Les époux X sont donc fondés à solliciter la restitution des intérêts perçus à hauteur de 9.184,75 ', créance qui n’est pas sérieusement discutée en son montant.
Pour l’ensemble de ces développements, et les montants réclamés d’une part par la SA Intrum Debt AG au titre des créances cédées, et d’autre part par les époux X au titre de la restitution du montant des intérêts perçus n’étant pas sérieusement contestés, il convient de condamner les époux X à payer à la SA Intrum Debt Finance AG la somme de 44.719,36 ' au titre du contrat d’ouverture de crédit renouvelable, sous déduction de la somme de 9.184,75 ' avec intérêts de droit au taux légal à compter du jour du versement de chacun des intérêts.
- sur la demande de déclarer commun et opposable le jugement (SIC) à intervenir de la Caisse Régionale de Crédit Agricole Mutuel du Nord Est
La Caisse Régionale de Crédit Agricole Mutuel du Nord Est ne justifiant plus d’aucune créance à l’égard des époux X pour les avoir cédées à la SA Intrum Debt Finance AG, sa demande tendant à lui voir déclarer commun et opposable la présente décision n’est pas fondée.

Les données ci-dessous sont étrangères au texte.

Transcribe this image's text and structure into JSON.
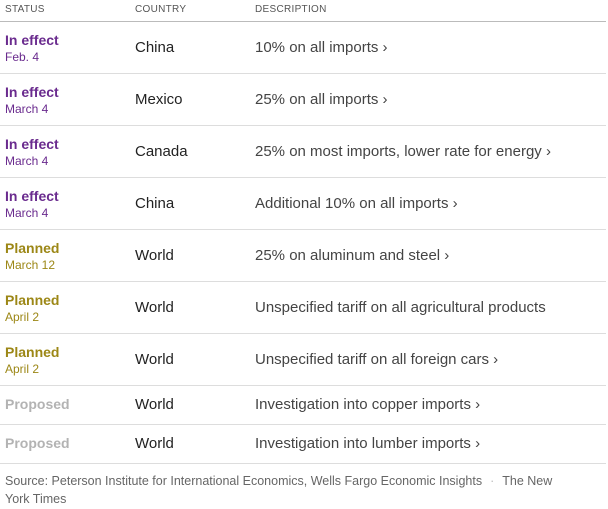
{
  "header": {
    "status": "STATUS",
    "country": "COUNTRY",
    "description": "DESCRIPTION"
  },
  "table": {
    "rows": [
      {
        "status": "In effect",
        "date": "Feb. 4",
        "country": "China",
        "description": "10% on all imports ›",
        "color": "#6a2b8e"
      },
      {
        "status": "In effect",
        "date": "March 4",
        "country": "Mexico",
        "description": "25% on all imports ›",
        "color": "#6a2b8e"
      },
      {
        "status": "In effect",
        "date": "March 4",
        "country": "Canada",
        "description": "25% on most imports, lower rate for energy ›",
        "color": "#6a2b8e"
      },
      {
        "status": "In effect",
        "date": "March 4",
        "country": "China",
        "description": "Additional 10% on all imports ›",
        "color": "#6a2b8e"
      },
      {
        "status": "Planned",
        "date": "March 12",
        "country": "World",
        "description": "25% on aluminum and steel ›",
        "color": "#9c8716"
      },
      {
        "status": "Planned",
        "date": "April 2",
        "country": "World",
        "description": "Unspecified tariff on all agricultural products",
        "color": "#9c8716"
      },
      {
        "status": "Planned",
        "date": "April 2",
        "country": "World",
        "description": "Unspecified tariff on all foreign cars ›",
        "color": "#9c8716"
      },
      {
        "status": "Proposed",
        "country": "World",
        "description": "Investigation into copper imports ›",
        "color": "#b3b3b3"
      },
      {
        "status": "Proposed",
        "country": "World",
        "description": "Investigation into lumber imports ›",
        "color": "#b3b3b3"
      }
    ]
  },
  "footer": {
    "source": "Source: Peterson Institute for International Economics, Wells Fargo Economic Insights",
    "credit": "The New York Times"
  }
}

Elle sera déboutée de ce chef.
- sur la demande de délais de paiement des époux X
Les époux X ne versent aux débats aucune pièce justificative de leur situation actuelle à l’appui de leur demande de délais de paiement sur le fondement des dispositions de l’article 1244-1 du code civil.

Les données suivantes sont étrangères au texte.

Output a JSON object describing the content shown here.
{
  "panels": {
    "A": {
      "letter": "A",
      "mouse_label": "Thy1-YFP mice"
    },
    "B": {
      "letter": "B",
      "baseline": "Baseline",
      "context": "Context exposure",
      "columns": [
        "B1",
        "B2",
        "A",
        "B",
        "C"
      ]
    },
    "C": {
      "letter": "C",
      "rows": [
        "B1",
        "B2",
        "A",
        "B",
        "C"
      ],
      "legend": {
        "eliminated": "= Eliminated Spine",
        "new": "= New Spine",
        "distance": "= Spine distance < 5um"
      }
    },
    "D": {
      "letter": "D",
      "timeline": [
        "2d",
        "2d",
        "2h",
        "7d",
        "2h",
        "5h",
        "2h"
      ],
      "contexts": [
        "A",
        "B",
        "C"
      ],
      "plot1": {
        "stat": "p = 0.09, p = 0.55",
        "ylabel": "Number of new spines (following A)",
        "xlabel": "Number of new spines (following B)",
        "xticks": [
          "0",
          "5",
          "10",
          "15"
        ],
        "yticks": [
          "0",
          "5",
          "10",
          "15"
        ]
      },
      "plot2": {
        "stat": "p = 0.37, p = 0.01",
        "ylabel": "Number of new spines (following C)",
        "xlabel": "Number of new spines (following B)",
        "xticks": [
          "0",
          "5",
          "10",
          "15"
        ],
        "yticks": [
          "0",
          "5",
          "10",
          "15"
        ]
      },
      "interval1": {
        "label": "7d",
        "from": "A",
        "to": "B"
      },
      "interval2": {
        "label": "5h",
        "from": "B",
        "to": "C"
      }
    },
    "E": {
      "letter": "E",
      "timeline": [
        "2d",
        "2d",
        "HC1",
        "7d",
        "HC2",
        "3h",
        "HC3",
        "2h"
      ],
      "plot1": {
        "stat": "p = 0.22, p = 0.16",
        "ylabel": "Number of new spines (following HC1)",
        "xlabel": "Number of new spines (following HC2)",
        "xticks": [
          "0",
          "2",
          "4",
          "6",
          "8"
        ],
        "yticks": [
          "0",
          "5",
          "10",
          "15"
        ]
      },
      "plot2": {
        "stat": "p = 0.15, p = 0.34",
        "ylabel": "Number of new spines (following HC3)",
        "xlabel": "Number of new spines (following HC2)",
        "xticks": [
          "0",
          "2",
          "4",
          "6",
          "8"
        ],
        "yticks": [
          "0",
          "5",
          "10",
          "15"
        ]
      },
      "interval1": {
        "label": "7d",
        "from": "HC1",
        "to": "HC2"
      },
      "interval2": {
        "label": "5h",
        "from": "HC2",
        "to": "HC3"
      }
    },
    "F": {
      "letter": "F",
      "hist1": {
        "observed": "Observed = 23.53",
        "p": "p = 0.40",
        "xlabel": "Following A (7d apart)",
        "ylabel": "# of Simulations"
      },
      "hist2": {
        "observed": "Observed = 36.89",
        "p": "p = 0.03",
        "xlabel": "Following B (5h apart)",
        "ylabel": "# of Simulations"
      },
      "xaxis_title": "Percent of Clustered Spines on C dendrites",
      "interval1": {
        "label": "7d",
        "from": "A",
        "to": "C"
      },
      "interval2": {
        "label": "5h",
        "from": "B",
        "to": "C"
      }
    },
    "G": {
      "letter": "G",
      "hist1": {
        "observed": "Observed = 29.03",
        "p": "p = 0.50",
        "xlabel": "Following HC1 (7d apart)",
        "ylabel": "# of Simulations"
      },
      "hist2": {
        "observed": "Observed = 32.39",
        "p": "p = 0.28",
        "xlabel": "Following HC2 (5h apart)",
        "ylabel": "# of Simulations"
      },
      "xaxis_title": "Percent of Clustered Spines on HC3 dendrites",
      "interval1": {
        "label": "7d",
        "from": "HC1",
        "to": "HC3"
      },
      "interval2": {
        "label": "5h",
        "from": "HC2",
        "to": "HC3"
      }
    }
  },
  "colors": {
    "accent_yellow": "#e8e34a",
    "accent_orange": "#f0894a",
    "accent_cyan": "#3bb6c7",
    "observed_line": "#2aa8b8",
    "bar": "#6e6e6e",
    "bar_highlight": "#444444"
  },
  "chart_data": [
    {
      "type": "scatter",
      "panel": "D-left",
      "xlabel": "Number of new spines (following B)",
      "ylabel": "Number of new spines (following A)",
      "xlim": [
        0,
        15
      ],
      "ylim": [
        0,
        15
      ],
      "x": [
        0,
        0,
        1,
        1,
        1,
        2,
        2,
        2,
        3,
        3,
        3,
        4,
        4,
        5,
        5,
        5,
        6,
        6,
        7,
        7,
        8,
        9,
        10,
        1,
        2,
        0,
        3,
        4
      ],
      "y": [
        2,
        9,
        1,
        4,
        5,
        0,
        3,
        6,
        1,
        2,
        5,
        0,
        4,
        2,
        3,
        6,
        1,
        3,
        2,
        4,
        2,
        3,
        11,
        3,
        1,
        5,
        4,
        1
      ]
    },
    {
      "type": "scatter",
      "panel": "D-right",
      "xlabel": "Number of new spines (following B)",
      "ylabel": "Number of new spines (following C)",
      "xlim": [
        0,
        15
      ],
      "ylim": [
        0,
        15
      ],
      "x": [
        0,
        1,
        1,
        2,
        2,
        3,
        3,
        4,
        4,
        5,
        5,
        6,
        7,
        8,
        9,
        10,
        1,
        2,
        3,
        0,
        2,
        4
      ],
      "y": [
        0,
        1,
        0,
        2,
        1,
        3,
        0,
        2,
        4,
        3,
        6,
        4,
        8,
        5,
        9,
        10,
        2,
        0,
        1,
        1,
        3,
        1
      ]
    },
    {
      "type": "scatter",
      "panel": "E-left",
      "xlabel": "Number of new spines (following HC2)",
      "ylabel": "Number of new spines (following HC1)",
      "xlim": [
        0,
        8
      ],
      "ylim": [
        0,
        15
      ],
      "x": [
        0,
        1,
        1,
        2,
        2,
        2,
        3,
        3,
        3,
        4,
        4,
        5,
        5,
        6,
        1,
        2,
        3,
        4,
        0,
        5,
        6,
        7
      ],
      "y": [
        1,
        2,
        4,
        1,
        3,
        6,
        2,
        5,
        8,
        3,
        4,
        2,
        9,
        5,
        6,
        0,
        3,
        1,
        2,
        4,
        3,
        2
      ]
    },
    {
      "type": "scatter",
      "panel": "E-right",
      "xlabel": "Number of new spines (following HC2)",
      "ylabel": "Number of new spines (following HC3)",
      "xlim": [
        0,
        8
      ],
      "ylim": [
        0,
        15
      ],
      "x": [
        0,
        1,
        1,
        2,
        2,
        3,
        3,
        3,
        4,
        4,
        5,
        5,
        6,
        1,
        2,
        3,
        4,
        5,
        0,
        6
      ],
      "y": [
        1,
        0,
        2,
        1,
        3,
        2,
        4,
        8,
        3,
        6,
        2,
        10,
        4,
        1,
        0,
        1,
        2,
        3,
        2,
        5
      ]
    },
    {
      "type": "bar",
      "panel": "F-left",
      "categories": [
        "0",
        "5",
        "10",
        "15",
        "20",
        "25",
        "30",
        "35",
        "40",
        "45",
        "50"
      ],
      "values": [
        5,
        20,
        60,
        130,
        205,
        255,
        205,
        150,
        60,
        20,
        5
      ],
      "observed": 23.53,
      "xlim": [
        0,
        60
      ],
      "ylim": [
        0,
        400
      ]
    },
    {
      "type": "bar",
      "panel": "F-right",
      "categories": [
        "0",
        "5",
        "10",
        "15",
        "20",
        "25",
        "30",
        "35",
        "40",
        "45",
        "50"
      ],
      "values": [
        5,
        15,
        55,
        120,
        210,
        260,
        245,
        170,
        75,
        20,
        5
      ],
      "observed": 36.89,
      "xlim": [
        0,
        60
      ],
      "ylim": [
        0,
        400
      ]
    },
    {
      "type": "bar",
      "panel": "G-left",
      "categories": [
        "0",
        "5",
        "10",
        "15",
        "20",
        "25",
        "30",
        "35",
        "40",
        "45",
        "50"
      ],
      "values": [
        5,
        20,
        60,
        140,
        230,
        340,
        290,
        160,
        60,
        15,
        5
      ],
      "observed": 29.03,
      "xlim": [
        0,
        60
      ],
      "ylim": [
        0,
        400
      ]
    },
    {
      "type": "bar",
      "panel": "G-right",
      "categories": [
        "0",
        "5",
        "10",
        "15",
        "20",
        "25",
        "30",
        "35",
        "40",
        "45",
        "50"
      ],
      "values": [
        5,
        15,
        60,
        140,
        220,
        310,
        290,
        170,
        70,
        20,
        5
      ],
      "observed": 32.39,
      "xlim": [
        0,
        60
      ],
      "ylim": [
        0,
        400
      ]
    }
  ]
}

Ils seront déboutés de ce chef de demande.
- sur les autres demandes
Il ne paraît pas inéquitable de laisser à la charge de chacune des parties, qui succombe pour en cause d’appel, leurs frais irrépétibles exposés en première instance comme en cause d’appel.

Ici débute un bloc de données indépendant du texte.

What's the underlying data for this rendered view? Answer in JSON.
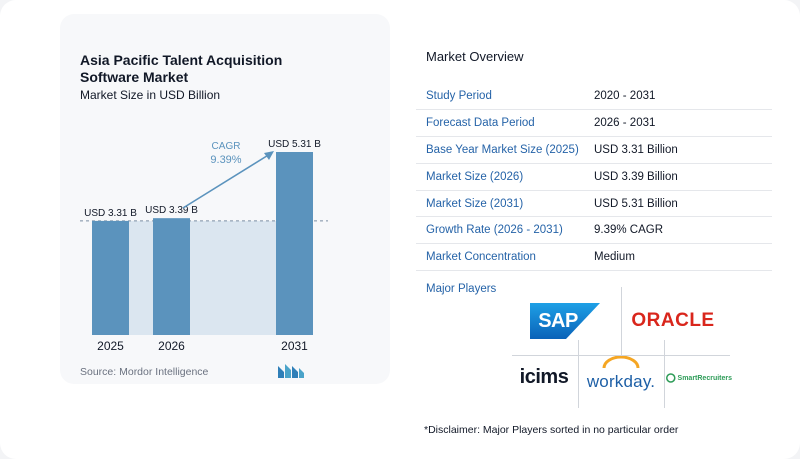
{
  "header": {
    "title_line1": "Asia Pacific Talent Acquisition",
    "title_line2": "Software Market",
    "subtitle": "Market Size in USD Billion"
  },
  "chart_data": {
    "type": "bar",
    "categories": [
      "2025",
      "2026",
      "2031"
    ],
    "values": [
      3.31,
      3.39,
      5.31
    ],
    "data_labels": [
      "USD 3.31 B",
      "USD 3.39 B",
      "USD 5.31 B"
    ],
    "title": "Asia Pacific Talent Acquisition Software Market",
    "ylabel": "",
    "ylim": [
      0,
      5.31
    ],
    "cagr_label": "CAGR",
    "cagr_value": "9.39%",
    "bar_color": "#5b93bd",
    "band_color": "#dbe6f0",
    "arrow_color": "#5b93bd"
  },
  "source": "Source: Mordor Intelligence",
  "overview": {
    "title": "Market Overview",
    "rows": [
      {
        "key": "Study Period",
        "value": "2020 - 2031"
      },
      {
        "key": "Forecast Data Period",
        "value": "2026 - 2031"
      },
      {
        "key": "Base Year Market Size (2025)",
        "value": "USD 3.31 Billion"
      },
      {
        "key": "Market Size (2026)",
        "value": "USD 3.39 Billion"
      },
      {
        "key": "Market Size (2031)",
        "value": "USD 5.31 Billion"
      },
      {
        "key": "Growth Rate (2026 - 2031)",
        "value": "9.39% CAGR"
      },
      {
        "key": "Market Concentration",
        "value": "Medium"
      }
    ]
  },
  "players": {
    "title": "Major Players",
    "logos": {
      "sap": "SAP",
      "oracle": "ORACLE",
      "icims": "icims",
      "workday": "workday.",
      "smartrecruiters": "SmartRecruiters"
    }
  },
  "disclaimer": "*Disclaimer: Major Players sorted in no particular order"
}
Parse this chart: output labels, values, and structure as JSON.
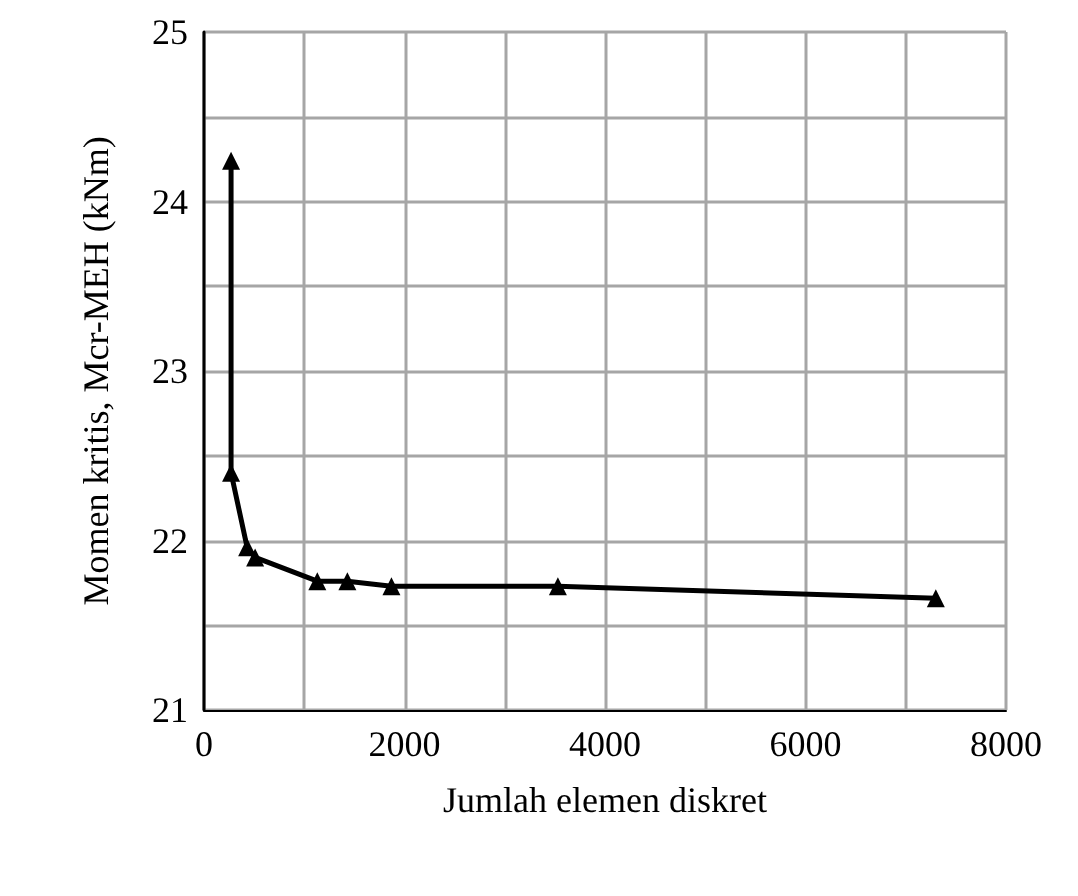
{
  "chart_data": {
    "type": "line",
    "xlabel": "Jumlah elemen diskret",
    "ylabel": "Momen kritis, Mcr-MEH (kNm)",
    "x": [
      270,
      270,
      430,
      510,
      1130,
      1430,
      1870,
      3530,
      7300
    ],
    "series": [
      {
        "color": "#000000",
        "values": [
          24.24,
          22.4,
          21.96,
          21.9,
          21.76,
          21.76,
          21.73,
          21.73,
          21.66
        ]
      }
    ],
    "xlim": [
      0,
      8000
    ],
    "xticks": [
      0,
      {
        "value": 1000,
        "label": null
      },
      2000,
      {
        "value": 3000,
        "label": null
      },
      4000,
      {
        "value": 5000,
        "label": null
      },
      6000,
      {
        "value": 7000,
        "label": null
      },
      8000
    ],
    "ylim": [
      21,
      25
    ],
    "yticks": [
      21,
      {
        "value": 21.5,
        "label": null
      },
      22,
      {
        "value": 22.5,
        "label": null
      },
      23,
      {
        "value": 23.5,
        "label": null
      },
      24,
      {
        "value": 24.5,
        "label": null
      },
      25
    ],
    "grid": true,
    "marker": "triangle",
    "line_style": "solid"
  }
}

En revanche, il convient de condamner in solidum les époux X aux dépens de première instance et d’appel.
PAR CES MOTIFS
La Cour, statuant par arrêt contradictoire, rendu par mise à disposition au greffe,
— Déclare recevable l’intervention volontaire de la Caisse Régionale de Crédit Agricole Mutuel du Nord Est à la présente instance ;
— Infirme le jugement entrepris sauf en ce qu’il a reçu la société par actions de droit suisse Intrum Justitia Debt Fnance AG en son intervention volontaire, aux droits de la caisse régionale de crédit agricole mutuel du Nord-Est, déclaré recevable les prétentions de la société par actions de droit suisse Intrum Justitia Debt Finance AG ;
et statuant à nouveau sur les chefs infirmés,
— Déboute M. Z X et Mme A B, son épouse, de leur demande de déchéance du droit aux intérêts relative aux contrats de prêts immobiliers ;
— Condamne solidairement M. Z X et Mme A B, son épouse, à payer à la SA Intrum Debt Finance AG les sommes suivantes :
* 113.115,20 ', outre intérêts au taux contractuel de 4,98% l’an à compter du 3 février 2016 et jusqu’à parfait paiement du prêt de 175.000 '
* 100.404,42 ', outre intérêts au taux contractuel de 3,26% l’an à compter du 3 février 2016 et jusqu’à parfait paiement du prêt de 246.000 '
* 94.260,13 ', outre intérêts au taux contractuel de 3,62% l’an à compter du 3 février 2016 et jusqu’à parfait paiement du prêt de 151.148 '
* 57.028,35 ', outre intérêts au taux contractuel de 3,69% l’an à compter du 3 février 2016 et jusqu’à parfait paiement du prêt de 65.000 '
— Ordonne la capitalisation des intérêts, dans les conditions prévues à l’article 1154 ancien du code civil devenu 1343-2 nouveau ;
— Condamne solidairement M. Z X et Mme A B, son épouse, à payer à la SA Intrum Debt Finance AG la somme de 44.719,36 ' au titre du contrat d’ouverture de crédit renouvelable, sous déduction de la somme de 9.184,75 ' avec intérêts de droit au taux légal à compter du jour du versement de chacun des intérêts ;
— Déboute M. Z X et Mme A B, son épouse, de leur demande de délais de paiement ;
— Déboute la Caisse Régionale de Crédit Agricole Mutuel du Nord Est de sa demande tendant à se voir déclarer commun et opposable le présent arrêt ;
— Déboute les parties de leur demande respective sur le fondement de l’article 700 du code de procédure civile en première instance comme en cause d’appel ;
— Condamne in solidum M. Z X et Mme A B, son épouse, aux dépens de première instance et d’appel.